Aptus Capital Advisors has launched a quarterly series of buffered ETFs aimed at investors seeking downside protection and tax-efficient exposure at a lower price point than many competing defined outcome funds.
The new suite — Aptus January Deep Buffer ETF (BATS:JADB), Aptus April Deep Buffer ETF (BATS:APDB), Aptus July Deep Buffer ETF (BATS:JUDB), and Aptus October Deep Buffer ETF (BATS:OCDB)— is designed to provide a 30% downside buffer while allowing investors to participate in a portion of market gains. The launch comes as buffered ETFs continue attracting investor interest amid persistent market volatility, elevated interest rates, and concerns over economic growth.
The firm said the products were developed in response to advisor demand for more affordable defined outcome strategies with deeper downside protection.
Key Features Of The New Buffered ETF Suite
- Quarterly buffered ETF structure designed to provide defined downside protection
- 30% downside buffer aimed at limiting losses during market drawdowns
- 0.25% expense ratio, lower than many competing buffered ETF products
- Tax-efficient ETF wrapper intended for long-term portfolio construction
- Expands Aptus' options-based ETF lineup amid rising investor demand for risk-managed strategies.
JD Gardner, Founder and Chief Investment Officer at Aptus, said that the company’s cautious stance toward traditional bonds influenced the launch, with the firm positioning the buffered ETFs as an alternative tool for investors seeking tax-efficient risk management.

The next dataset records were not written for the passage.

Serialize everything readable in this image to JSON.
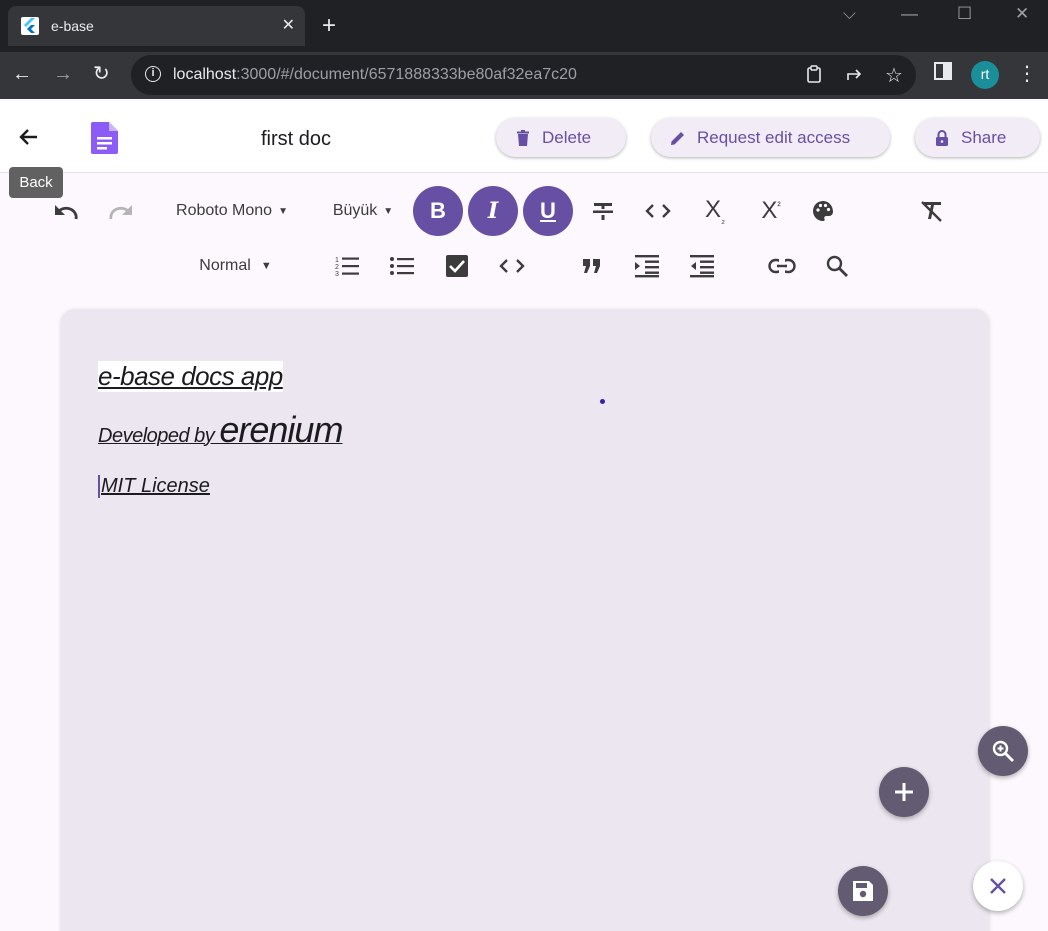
{
  "browser": {
    "tab_title": "e-base",
    "tab_close": "✕",
    "new_tab": "+",
    "url_host": "localhost",
    "url_rest": ":3000/#/document/6571888333be80af32ea7c20",
    "profile_initials": "rt",
    "profile_color": "#1a8f9a"
  },
  "header": {
    "title": "first doc",
    "back_tooltip": "Back",
    "delete_label": "Delete",
    "request_label": "Request edit access",
    "share_label": "Share",
    "accent_color": "#6750a4"
  },
  "editor_toolbar": {
    "font_family": "Roboto Mono",
    "font_size": "Büyük",
    "heading": "Normal",
    "bold": "B",
    "italic": "I",
    "underline": "U"
  },
  "document": {
    "line1": "e-base docs app",
    "line2_prefix": "Developed by ",
    "line2_brand": "erenium",
    "line3": "MIT License"
  }
}
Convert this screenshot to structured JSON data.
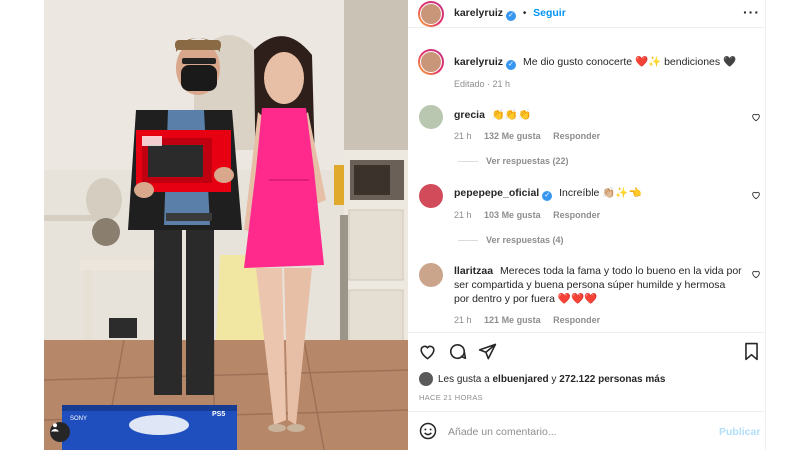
{
  "post": {
    "author": "karelyruiz",
    "separator": "•",
    "follow_label": "Seguir",
    "caption_user": "karelyruiz",
    "caption_text": "Me dio gusto conocerte ❤️✨ bendiciones 🖤",
    "edited": "Editado · 21 h"
  },
  "photo": {
    "box_brand": "SONY",
    "box_label": "PS5"
  },
  "comments": [
    {
      "user": "grecia",
      "verified": false,
      "text": "👏👏👏",
      "time": "21 h",
      "likes": "132 Me gusta",
      "reply": "Responder",
      "view_replies": "Ver respuestas (22)"
    },
    {
      "user": "pepepepe_oficial",
      "verified": true,
      "text": "Increíble 👏🏼✨👈",
      "time": "21 h",
      "likes": "103 Me gusta",
      "reply": "Responder",
      "view_replies": "Ver respuestas (4)"
    },
    {
      "user": "llaritzaa",
      "verified": false,
      "text_lines": [
        "Mereces toda la fama y todo lo bueno en la vida por",
        "ser compartida y buena persona súper humilde y hermosa",
        "por dentro y por fuera ❤️❤️❤️"
      ],
      "time": "21 h",
      "likes": "121 Me gusta",
      "reply": "Responder"
    }
  ],
  "footer": {
    "likes_prefix": "Les gusta a",
    "likes_user": "elbuenjared",
    "likes_and": "y",
    "likes_count": "272.122 personas más",
    "posted_ago": "HACE 21 HORAS",
    "comment_placeholder": "Añade un comentario...",
    "publish_label": "Publicar"
  },
  "colors": {
    "accent": "#0095f6",
    "verified": "#3897f0",
    "dress": "#ff2a8c",
    "switch_red": "#e60012",
    "ps5_blue": "#1f4fbf"
  },
  "icons": [
    "heart-icon",
    "comment-icon",
    "share-icon",
    "bookmark-icon",
    "emoji-icon",
    "more-icon",
    "verified-icon",
    "user-tag-icon"
  ]
}
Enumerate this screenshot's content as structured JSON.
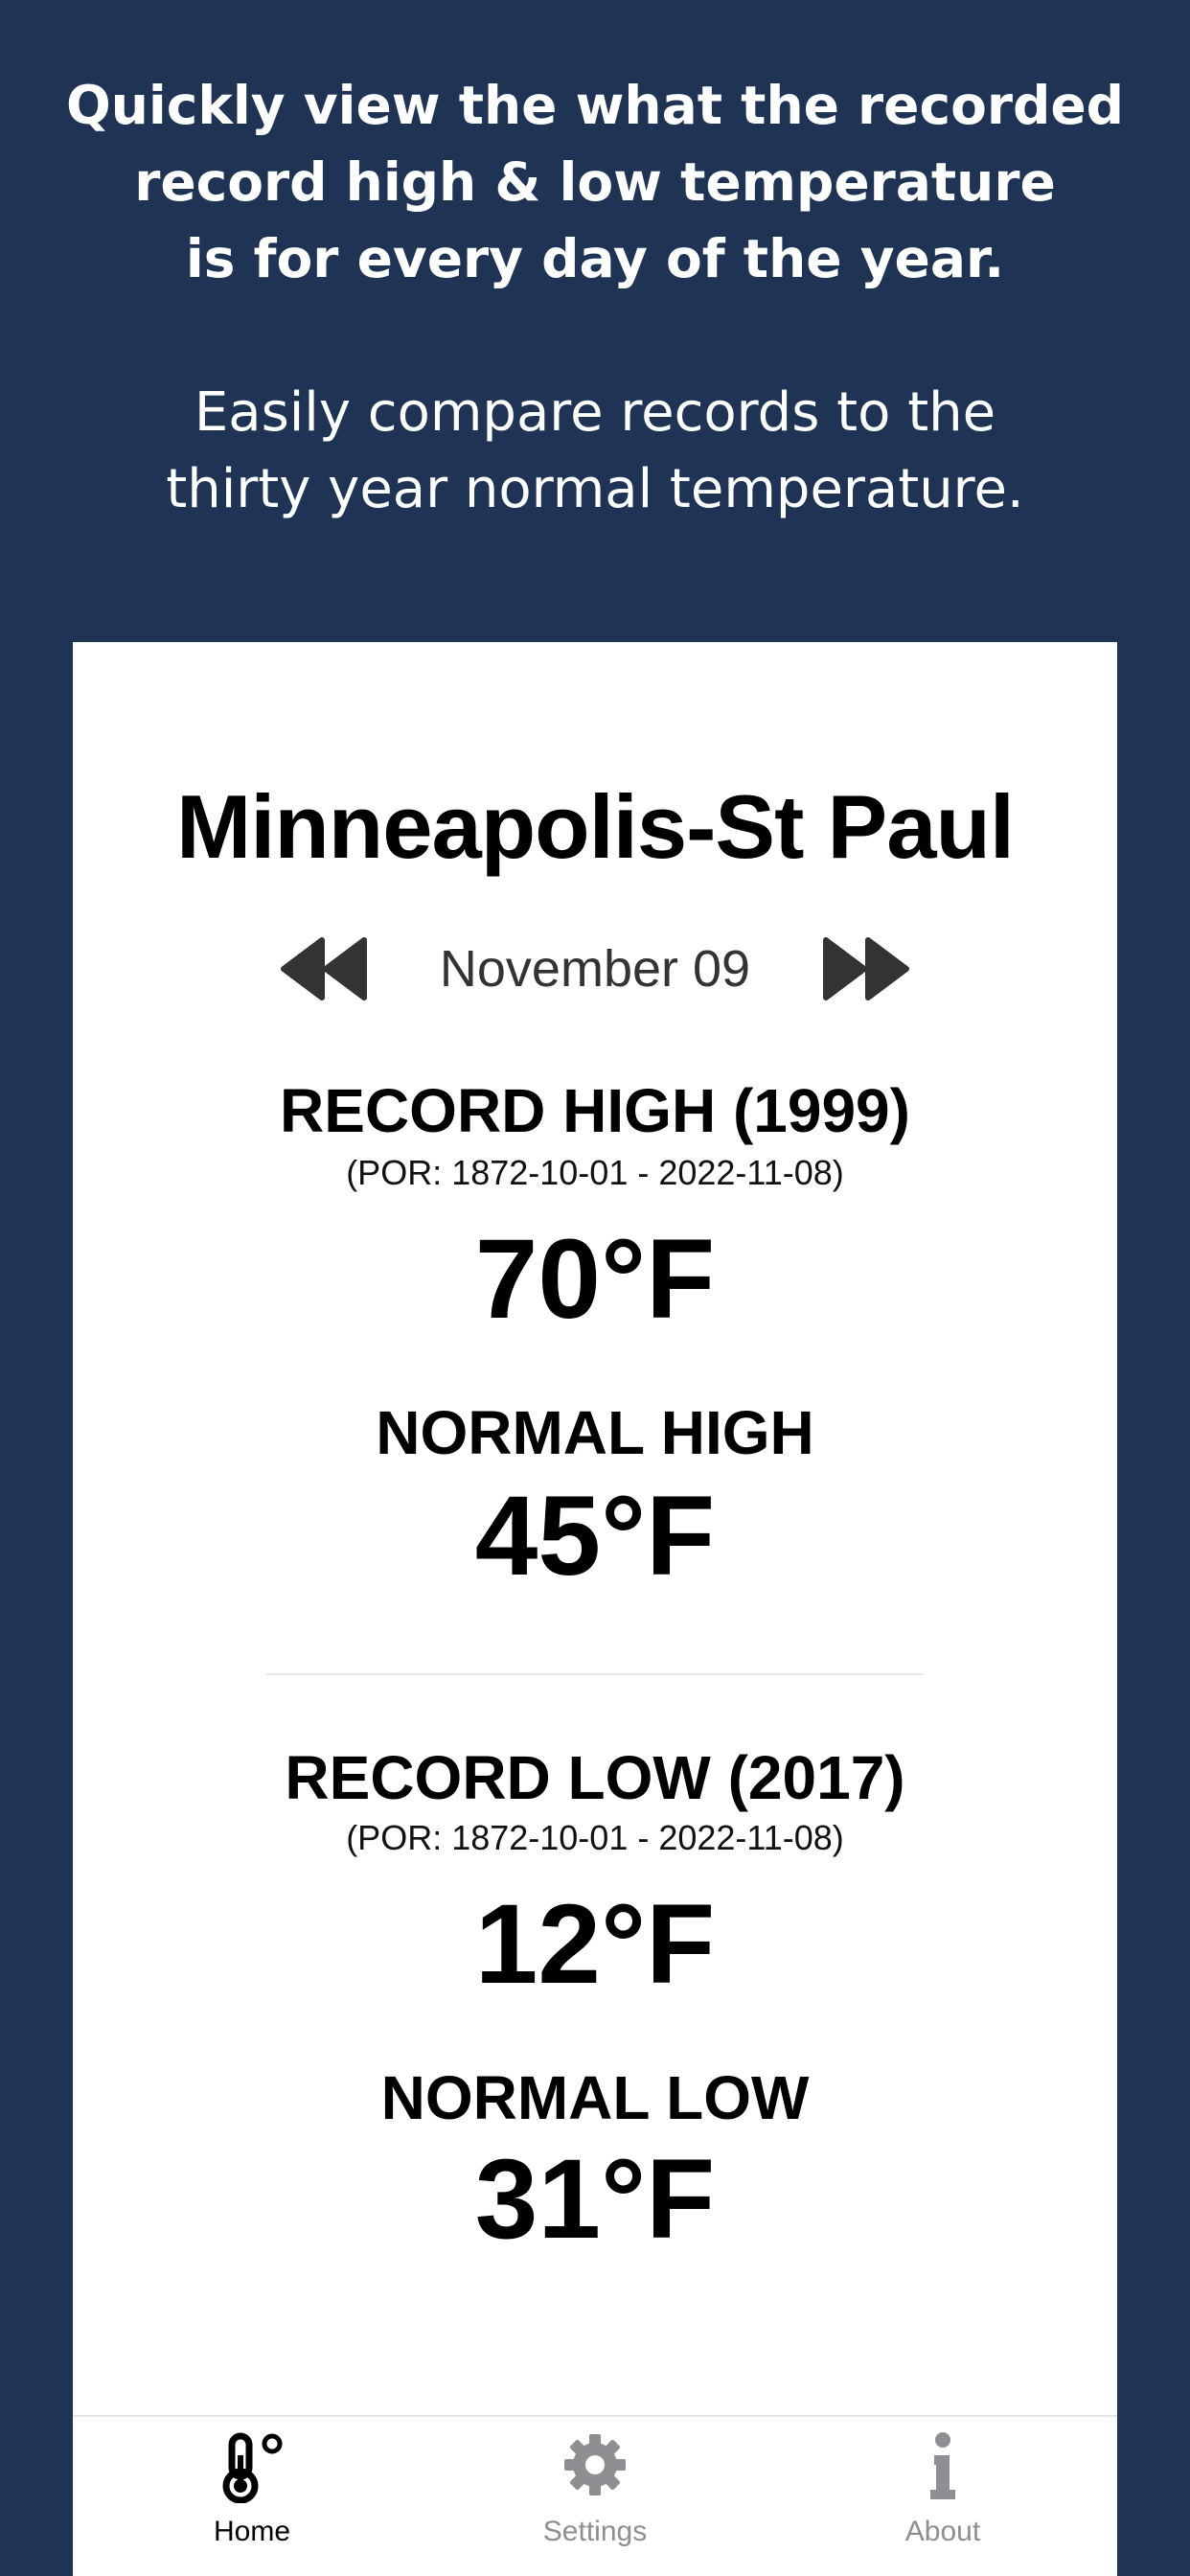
{
  "promo": {
    "line1": "Quickly view the what the recorded",
    "line2": "record high & low temperature",
    "line3": "is for every day of the year.",
    "line4": "Easily compare records to the",
    "line5": "thirty year normal temperature."
  },
  "station": {
    "name": "Minneapolis-St Paul"
  },
  "date": {
    "label": "November 09",
    "prev_icon": "rewind-icon",
    "next_icon": "fast-forward-icon"
  },
  "record_high": {
    "label": "RECORD HIGH (1999)",
    "por": "(POR: 1872-10-01 - 2022-11-08)",
    "value": "70°F"
  },
  "normal_high": {
    "label": "NORMAL HIGH",
    "value": "45°F"
  },
  "record_low": {
    "label": "RECORD LOW (2017)",
    "por": "(POR: 1872-10-01 - 2022-11-08)",
    "value": "12°F"
  },
  "normal_low": {
    "label": "NORMAL LOW",
    "value": "31°F"
  },
  "tabs": [
    {
      "label": "Home",
      "icon": "thermometer-icon",
      "active": true
    },
    {
      "label": "Settings",
      "icon": "gear-icon",
      "active": false
    },
    {
      "label": "About",
      "icon": "info-icon",
      "active": false
    }
  ],
  "colors": {
    "background": "#1f3354",
    "card": "#ffffff",
    "text": "#000000",
    "tab_inactive": "#8e8e93"
  }
}
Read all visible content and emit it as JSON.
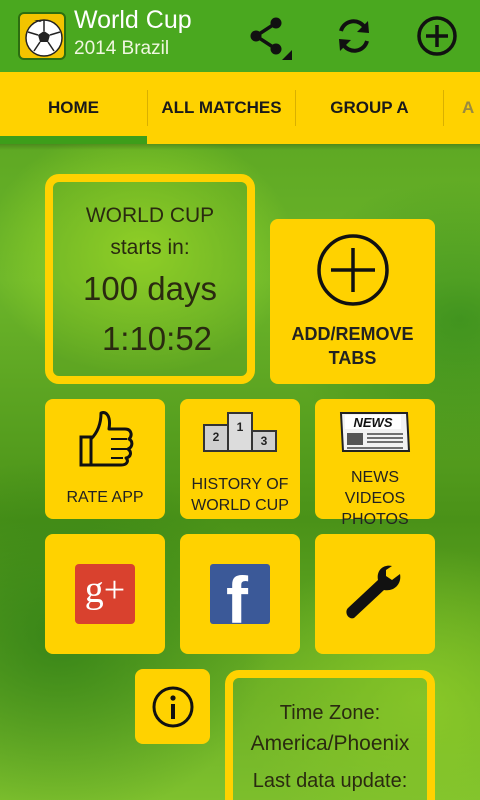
{
  "app": {
    "title": "World Cup",
    "subtitle": "2014 Brazil",
    "icons": [
      "share-icon",
      "refresh-icon",
      "add-circle-icon"
    ]
  },
  "tabs": [
    {
      "label": "HOME",
      "selected": true
    },
    {
      "label": "ALL MATCHES",
      "selected": false
    },
    {
      "label": "GROUP A",
      "selected": false
    },
    {
      "label": "A",
      "selected": false
    }
  ],
  "countdown": {
    "line1": "WORLD CUP",
    "line2": "starts in:",
    "days": "100 days",
    "time": "1:10:52"
  },
  "tiles": {
    "add_remove": "ADD/REMOVE TABS",
    "rate": "RATE APP",
    "history": "HISTORY OF WORLD CUP",
    "news": "NEWS VIDEOS PHOTOS",
    "news_badge": "NEWS",
    "podium": [
      "2",
      "1",
      "3"
    ],
    "gplus": "g+",
    "facebook": "f",
    "info": "i"
  },
  "timezone": {
    "label": "Time Zone:",
    "value": "America/Phoenix",
    "update_label": "Last data update:"
  },
  "colors": {
    "accent_yellow": "#ffd200",
    "actionbar_green": "#4aa81f",
    "gplus_red": "#d9412e",
    "facebook_blue": "#3b5998"
  }
}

Aptus’ buffered ETF suite has already gathered roughly $150 million in assets and complements the firm's broader actively managed ETF lineup, which totaled $6.3 billion in assets as of April 30. The launch also expands Aptus' footprint in the growing options-based ETF market, where the firm already manages strategies including the Aptus Defined Risk ETF (BATS:DRSK) and Aptus Collared Investment Opportunity ETF (BATS:ACIO).